El daño
Ahora que asoma la paz la sociedad debe facilitar que los ciudadanos hablen en voz alta
Ahora he estado en Bilbao, caminando por los lugares que en 1990, por ejemplo, parecían los infiernos del cuchicheo. Cené en un restaurante donde entonces quien conversaba conmigo, un filósofo, tenía que mirar a su alrededor por si quien estuviera cerca pudiera ser quien lo buscaba. En aquel viaje, un taxista que se ofreció a ser mi guía por Euskadi me advertía de los peligros como quien asiste a un extranjero en un campo de minas. En todos los lugares percibí entonces esa alerta dañina que se produce cuando ni la conciencia ni la vida se hallan en paz. Ahora, sin embargo, me pasé el día y la noche preguntando: qué pasa, qué pasará, qué hay de aquel clima, qué futuro espera, etcétera, y en todas partes, y a todas horas, y en cualquier compañía, sentí que estos 20 años, desde aquel ambiente de plomo a este instante, ha corrido el aire, se ha desenvuelto la vida hacia delante y no hacia al fondo sucio del temor al zumbido de la pólvora.
Mucho daño ha habido. El daño no se diluye jamás; se atenúa solo porque el tiempo maldito tiene dentro de sí también su propia bendición, su dosis de cierto olvido. Ese daño es multilateral: ha afectado a las numerosas víctimas, miles de víctimas, no solo aquellas que por desgracia perecieron en esta guerra absurda e inútil y perversa, sino todas aquellas que hay alrededor, los múltiples familiares; pero también la sociedad vasca (y española) entera, que ha vivido el sobresalto con la extrañeza con que Kafka decía que se vivía la propia rabia ante la injusticia. Los asesinos convirtieron Euskadi en un campo de minas de efecto inmediato y de efecto retardado. Ahora que asoma la paz lo que la sociedad ha de hacer es atenuar los daños, hacer posible otra vez que los ciudadanos hablen en voz alta en los bares y que en las casas las familias discutan otra vez sin temor a que el pariente sea quien levante la voz para cambiar argumento por amenaza.

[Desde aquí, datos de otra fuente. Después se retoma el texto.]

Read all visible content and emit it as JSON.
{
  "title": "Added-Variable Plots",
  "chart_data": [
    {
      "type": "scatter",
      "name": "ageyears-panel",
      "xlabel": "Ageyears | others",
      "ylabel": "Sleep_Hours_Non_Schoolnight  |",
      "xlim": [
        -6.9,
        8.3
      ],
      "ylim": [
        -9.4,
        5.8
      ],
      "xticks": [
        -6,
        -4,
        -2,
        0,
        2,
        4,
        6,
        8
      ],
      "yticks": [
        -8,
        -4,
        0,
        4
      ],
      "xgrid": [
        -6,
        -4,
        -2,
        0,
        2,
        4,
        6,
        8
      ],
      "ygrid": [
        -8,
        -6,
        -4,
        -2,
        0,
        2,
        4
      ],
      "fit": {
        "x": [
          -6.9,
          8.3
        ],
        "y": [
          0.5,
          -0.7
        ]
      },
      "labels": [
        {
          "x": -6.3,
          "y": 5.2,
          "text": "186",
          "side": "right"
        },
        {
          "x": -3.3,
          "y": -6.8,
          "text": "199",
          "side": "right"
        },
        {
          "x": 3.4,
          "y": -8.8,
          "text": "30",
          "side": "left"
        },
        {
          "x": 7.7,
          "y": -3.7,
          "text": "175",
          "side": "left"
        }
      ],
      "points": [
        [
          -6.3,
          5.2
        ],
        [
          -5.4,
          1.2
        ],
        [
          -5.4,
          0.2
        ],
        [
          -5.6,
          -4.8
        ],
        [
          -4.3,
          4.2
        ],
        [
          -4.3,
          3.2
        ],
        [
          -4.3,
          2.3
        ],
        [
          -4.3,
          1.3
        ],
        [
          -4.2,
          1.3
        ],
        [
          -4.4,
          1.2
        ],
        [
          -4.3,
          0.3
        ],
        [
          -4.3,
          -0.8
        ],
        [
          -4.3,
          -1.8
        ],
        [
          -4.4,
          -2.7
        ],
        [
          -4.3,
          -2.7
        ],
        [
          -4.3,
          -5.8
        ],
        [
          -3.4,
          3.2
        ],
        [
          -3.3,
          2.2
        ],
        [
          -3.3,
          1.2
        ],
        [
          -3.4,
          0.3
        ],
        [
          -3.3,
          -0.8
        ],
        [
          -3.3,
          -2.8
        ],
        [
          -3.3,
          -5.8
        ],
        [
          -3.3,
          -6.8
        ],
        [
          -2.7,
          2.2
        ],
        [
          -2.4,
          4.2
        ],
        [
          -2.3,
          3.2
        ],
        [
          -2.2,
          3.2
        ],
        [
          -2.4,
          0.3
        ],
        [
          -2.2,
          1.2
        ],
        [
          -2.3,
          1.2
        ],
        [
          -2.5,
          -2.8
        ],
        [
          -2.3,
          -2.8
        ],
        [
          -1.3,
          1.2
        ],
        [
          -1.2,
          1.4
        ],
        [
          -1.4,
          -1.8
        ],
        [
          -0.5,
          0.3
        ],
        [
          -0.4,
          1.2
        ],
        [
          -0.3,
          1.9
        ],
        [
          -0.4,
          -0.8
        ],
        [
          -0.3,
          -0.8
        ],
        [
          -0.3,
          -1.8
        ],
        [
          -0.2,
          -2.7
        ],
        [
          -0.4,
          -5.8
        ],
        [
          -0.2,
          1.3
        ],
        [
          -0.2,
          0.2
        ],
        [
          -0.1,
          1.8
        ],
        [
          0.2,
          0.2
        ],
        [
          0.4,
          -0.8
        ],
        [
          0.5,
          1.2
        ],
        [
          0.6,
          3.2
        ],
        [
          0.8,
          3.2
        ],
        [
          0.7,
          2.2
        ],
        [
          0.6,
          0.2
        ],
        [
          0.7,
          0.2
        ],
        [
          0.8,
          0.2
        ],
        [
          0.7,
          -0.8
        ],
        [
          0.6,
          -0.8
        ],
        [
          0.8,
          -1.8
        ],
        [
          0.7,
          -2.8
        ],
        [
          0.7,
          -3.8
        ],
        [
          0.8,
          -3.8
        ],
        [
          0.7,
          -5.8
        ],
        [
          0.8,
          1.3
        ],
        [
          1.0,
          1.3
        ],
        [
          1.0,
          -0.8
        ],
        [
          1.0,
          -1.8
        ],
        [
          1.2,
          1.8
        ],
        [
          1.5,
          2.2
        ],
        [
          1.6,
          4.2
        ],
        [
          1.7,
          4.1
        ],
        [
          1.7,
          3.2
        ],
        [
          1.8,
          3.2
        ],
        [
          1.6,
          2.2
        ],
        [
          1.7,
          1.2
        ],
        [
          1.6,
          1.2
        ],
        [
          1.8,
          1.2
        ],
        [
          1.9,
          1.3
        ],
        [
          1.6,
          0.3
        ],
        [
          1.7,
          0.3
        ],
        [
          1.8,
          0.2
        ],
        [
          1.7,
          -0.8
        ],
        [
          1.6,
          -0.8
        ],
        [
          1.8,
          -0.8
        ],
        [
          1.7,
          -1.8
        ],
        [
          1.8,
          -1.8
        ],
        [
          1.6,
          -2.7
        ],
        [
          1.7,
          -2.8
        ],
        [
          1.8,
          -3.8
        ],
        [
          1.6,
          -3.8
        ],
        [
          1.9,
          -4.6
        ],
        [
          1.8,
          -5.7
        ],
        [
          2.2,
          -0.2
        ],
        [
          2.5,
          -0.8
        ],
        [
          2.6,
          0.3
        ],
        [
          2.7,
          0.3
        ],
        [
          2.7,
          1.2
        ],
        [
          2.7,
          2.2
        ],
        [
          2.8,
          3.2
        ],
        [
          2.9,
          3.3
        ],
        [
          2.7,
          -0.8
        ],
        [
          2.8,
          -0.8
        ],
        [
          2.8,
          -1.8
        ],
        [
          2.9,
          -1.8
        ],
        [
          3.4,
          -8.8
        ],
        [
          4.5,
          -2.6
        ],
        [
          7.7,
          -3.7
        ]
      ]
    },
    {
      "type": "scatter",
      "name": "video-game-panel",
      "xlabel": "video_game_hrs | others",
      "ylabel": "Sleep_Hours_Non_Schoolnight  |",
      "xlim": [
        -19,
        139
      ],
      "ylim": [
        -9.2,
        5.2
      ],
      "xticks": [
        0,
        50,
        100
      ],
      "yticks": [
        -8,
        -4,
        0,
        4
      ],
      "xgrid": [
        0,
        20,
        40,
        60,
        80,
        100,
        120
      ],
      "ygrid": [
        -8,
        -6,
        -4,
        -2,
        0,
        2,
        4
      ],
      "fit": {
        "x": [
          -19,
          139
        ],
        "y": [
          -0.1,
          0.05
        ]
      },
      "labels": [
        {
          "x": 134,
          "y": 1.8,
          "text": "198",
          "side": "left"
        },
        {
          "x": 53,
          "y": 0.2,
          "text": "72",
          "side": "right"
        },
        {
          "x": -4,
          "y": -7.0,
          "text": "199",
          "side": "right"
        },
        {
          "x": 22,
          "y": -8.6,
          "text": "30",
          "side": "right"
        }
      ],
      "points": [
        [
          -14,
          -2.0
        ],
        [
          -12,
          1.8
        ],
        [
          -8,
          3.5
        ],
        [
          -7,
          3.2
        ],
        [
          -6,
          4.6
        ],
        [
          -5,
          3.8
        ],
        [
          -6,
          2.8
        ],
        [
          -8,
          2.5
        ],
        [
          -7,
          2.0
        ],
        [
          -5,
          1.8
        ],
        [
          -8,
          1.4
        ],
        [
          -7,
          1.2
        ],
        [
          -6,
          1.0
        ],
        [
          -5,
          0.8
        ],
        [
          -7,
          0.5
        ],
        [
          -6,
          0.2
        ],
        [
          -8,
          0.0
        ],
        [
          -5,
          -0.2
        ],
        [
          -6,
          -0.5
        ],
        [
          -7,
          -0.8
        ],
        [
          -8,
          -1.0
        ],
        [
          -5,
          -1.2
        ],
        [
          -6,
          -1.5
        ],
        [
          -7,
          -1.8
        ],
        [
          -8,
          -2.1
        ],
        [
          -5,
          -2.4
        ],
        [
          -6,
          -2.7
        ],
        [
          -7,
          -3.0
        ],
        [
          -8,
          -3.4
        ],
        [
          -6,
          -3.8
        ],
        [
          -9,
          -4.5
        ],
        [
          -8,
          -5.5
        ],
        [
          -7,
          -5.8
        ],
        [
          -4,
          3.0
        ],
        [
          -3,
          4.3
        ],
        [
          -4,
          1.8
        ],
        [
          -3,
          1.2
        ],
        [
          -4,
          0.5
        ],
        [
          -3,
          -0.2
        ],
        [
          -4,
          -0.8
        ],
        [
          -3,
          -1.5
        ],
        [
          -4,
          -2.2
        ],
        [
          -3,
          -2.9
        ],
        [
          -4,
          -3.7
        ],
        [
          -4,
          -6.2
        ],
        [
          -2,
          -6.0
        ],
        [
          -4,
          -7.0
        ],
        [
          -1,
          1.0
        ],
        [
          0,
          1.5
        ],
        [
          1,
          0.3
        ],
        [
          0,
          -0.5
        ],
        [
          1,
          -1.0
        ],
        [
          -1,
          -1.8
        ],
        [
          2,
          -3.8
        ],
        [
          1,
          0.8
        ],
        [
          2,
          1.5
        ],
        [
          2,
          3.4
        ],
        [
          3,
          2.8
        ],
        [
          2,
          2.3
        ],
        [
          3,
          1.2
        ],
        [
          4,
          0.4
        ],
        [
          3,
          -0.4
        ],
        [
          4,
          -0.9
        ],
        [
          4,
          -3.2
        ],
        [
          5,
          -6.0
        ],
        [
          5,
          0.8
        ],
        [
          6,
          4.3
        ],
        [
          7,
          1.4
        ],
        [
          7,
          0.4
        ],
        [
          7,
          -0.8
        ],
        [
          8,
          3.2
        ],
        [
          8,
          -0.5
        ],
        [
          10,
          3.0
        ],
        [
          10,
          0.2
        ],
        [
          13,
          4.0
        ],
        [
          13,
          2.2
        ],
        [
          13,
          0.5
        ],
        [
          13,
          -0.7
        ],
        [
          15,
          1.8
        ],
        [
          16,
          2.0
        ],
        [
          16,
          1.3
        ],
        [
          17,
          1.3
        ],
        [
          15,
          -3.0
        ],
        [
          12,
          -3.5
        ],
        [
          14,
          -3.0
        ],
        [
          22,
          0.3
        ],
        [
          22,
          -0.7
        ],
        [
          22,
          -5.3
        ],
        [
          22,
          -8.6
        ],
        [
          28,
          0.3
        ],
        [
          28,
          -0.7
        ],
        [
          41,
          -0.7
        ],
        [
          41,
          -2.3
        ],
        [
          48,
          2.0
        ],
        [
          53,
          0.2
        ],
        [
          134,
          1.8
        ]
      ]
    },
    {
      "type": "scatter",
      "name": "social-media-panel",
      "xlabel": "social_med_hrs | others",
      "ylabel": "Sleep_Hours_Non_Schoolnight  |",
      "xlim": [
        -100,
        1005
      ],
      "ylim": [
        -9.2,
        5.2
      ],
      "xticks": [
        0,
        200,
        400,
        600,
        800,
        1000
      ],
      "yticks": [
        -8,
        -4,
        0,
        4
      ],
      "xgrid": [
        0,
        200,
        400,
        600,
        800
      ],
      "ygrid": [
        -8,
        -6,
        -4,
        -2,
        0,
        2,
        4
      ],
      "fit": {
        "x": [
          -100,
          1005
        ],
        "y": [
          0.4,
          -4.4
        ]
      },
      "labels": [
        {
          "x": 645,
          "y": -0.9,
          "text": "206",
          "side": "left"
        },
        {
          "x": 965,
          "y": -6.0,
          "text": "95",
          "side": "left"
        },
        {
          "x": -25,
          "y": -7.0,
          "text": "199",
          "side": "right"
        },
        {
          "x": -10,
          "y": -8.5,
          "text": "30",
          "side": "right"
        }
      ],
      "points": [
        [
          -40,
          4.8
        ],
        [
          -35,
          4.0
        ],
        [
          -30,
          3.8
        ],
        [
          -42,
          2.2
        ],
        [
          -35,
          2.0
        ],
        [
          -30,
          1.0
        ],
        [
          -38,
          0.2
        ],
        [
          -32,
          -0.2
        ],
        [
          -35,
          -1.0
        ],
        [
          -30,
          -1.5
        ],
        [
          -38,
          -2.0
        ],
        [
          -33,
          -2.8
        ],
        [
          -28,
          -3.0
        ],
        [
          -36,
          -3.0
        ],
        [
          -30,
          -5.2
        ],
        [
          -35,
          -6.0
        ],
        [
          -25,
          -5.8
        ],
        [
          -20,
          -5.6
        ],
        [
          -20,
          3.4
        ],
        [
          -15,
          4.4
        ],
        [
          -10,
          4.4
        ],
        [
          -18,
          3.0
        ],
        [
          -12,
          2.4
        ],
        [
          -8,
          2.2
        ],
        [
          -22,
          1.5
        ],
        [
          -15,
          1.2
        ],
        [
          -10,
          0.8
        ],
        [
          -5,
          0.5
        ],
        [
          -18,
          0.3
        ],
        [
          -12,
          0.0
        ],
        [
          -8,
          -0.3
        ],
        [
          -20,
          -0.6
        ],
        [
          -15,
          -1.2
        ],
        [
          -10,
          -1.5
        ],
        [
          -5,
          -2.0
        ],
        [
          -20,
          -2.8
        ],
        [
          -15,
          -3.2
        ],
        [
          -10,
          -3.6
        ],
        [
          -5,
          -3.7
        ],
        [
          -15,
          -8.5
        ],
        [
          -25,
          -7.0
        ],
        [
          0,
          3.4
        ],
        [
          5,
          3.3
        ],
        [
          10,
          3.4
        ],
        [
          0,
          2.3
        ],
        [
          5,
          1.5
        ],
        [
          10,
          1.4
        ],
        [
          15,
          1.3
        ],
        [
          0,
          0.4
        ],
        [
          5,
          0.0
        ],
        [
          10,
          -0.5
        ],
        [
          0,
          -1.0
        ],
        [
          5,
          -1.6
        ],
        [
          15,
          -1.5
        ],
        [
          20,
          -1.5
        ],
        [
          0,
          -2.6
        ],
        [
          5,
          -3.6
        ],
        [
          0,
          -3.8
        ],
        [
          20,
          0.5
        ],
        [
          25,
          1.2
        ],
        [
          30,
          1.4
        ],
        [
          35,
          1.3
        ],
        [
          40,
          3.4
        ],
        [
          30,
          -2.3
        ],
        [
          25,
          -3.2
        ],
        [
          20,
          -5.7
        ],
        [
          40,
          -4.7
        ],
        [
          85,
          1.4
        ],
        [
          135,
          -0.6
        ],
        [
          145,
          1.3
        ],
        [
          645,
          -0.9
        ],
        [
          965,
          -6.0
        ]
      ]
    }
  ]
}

En esas circunstancias, mientras ocurre esa normalización de la vida en contra del daño, es lógico que indigne esa fotografía que agrupa a los que asesinaron a tantos tantas veces (ese Kubati, por ejemplo, que asesinó a una mujer, Yoyes, en presencia de su hijo menor: no hay espejo peor de la maldad que ese empecinamiento malévolo en el daño), mostrándose en público sin el pudor que requiere el más mínimo arrepentimiento. Hay muchas maneras de dañar; y esta, la de mostrar con arrojo a una colectividad que causó tanto perjuicio en el ánimo de un pueblo y de unos ciudadanos concretos, uno por uno, es una forma muy perversa de ahondar la herida. Esta es una forma de revivir la maldad: masivamente, alevosamente; un grupo de antiguos presos que acaban de ser aliviados de su pena, avivan en público la pena causada. Al daño causado debe seguir o el arrepentimiento o el silencio. Si esta gente que se sometió al retrato público hubiera optado por diluirse en la sociedad cuya paz desmantelaron habrían ahorrado el innecesario y ominoso recuerdo de sus rostros. El tiempo no borra sino que oculta; ellos, apareciendo así, volvieron a interrumpir esta conversación que una vez fue de plomo y que ahora parece que deja entrar otra vez el aire.